Sunday, October 7, 2012

Who is Eric Holder?


Cabinet a roster of far leftists


Attorney General Eric Holder, as a Columbia University student and leader of the Student Afro-American Society (SAS), participated in the armed takeover of a vacant campus ROTC office. The takeover lasted five days in the spring of 1970.
Holder himself has acknowledged participating in a separate takeover of a college dean’s office until SAS demands were met — for starters, transformation of the ROTC office into the Malcolm X Lounge.
The Columbia Daily Spectator of April 23, 1970, published the reasons, including: “Columbia’s contempt toward the beliefs of Black students,” “Columbia’s lack of concern for the welfare of Black people,” “the general racist nature of the American society” and “the right of Black self-determination.”
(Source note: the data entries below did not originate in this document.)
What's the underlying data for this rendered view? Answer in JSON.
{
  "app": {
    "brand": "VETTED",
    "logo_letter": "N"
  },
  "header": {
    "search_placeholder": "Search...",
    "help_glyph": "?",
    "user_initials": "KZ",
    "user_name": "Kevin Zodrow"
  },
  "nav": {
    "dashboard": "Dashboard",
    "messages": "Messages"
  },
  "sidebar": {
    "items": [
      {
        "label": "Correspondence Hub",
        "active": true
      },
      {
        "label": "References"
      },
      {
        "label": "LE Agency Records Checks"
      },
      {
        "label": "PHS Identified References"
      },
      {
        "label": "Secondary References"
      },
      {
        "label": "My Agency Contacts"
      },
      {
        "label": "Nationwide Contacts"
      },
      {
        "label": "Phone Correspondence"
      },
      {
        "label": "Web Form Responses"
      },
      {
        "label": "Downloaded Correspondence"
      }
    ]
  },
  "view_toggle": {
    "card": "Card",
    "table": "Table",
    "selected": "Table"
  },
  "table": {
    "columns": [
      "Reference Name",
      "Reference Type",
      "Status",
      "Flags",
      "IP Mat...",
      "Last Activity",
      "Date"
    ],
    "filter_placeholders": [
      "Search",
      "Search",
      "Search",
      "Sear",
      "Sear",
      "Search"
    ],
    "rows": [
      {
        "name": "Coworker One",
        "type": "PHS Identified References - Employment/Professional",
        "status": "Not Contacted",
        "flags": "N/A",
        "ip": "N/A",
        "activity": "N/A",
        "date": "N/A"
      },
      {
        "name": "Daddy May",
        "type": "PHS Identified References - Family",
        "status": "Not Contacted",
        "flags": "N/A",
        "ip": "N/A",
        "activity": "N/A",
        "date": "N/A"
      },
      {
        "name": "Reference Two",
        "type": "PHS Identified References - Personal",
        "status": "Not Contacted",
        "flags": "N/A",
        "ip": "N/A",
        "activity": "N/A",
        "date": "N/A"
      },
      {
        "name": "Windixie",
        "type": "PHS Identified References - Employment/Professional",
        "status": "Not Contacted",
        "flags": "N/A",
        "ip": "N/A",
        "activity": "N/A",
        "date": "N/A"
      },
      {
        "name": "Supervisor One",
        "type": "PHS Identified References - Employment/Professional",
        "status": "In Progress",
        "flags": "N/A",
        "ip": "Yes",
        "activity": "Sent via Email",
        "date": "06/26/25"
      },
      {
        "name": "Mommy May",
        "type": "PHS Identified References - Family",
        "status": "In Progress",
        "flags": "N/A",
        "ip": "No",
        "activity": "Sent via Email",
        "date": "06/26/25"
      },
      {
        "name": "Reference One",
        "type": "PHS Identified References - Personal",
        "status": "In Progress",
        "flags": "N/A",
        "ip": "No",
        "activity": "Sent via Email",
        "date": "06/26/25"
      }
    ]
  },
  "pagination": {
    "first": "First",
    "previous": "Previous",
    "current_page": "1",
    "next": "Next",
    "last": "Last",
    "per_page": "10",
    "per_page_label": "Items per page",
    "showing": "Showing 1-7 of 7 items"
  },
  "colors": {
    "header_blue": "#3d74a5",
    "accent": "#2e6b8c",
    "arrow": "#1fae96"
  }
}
This program of black separatism dovetailed with the revolutionary movements of the time. “You must become a cohesive union,” radical lawyer William Kunstler told an enthusiastic student audience at Columbia on April 8, 1970, “who will achieve by any means necessary the end, or at least the halt, of racism, private property and the domination of one sex over another.”
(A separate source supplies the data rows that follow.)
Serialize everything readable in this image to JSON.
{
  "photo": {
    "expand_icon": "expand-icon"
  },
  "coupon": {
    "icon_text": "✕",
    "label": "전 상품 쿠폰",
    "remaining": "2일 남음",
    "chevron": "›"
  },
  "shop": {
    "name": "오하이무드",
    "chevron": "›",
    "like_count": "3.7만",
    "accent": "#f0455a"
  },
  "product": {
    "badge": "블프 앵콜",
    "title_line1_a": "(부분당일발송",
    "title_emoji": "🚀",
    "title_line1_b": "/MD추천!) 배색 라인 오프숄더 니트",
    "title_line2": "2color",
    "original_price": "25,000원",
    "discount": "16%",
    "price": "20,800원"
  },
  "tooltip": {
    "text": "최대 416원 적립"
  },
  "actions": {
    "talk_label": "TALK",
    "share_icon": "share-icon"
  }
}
The SAS got its Malcolm X Lounge, which student Barack Obama would frequent a decade later. The introduction of politically conceived, takeover forced minority studies departments at Columbia and elsewhere followed, de facto segregating campuses to this day.
That same semester, Holder’s Afro-American student group also declared its “full support of the Black Panther Party as a vanguard organization for the liberation” of black people, the Columbia paper reported on March 12, 1970.
Suddenly, Holder’s “Black Panther blind spot,” as the Washington Times called the attorney general’s failures to prosecute black radicals, is no longer a mystery. Holder sympathized with the Panthers then; he seems to sympathize with them now.
Back in the spring of 1970, while Eric Holder (Columbia ‘73) was occupying buildings and supporting Black Panthers in New York City, Hillary Rodham (Yale Law School ‘73) was actively monitoring and supporting the defense of eight Black Panthers accused of murder and torture in New Haven. Quite a nexus of revolutionaries, the Obama Cabinet.
This epic blackout struck me anew with the release of unedited video of a racially demagogic speech then-Sen. Obama gave in 2007. Listening to the man who became president rationalize the LA riots was bad enough, but the narrative of racist federal neglect he presented to his black audience was disturbing. It sounded so much like themes his attorney general and secretary of state supported long ago as student radicals — nothing like Obama’s 2008 campaign slogans of “post-racial” and nonpartisan “change.”
A radical left message lives and beats at the heart of the Obama administration. It makes me wonder: Will these chickens ever come home to roost?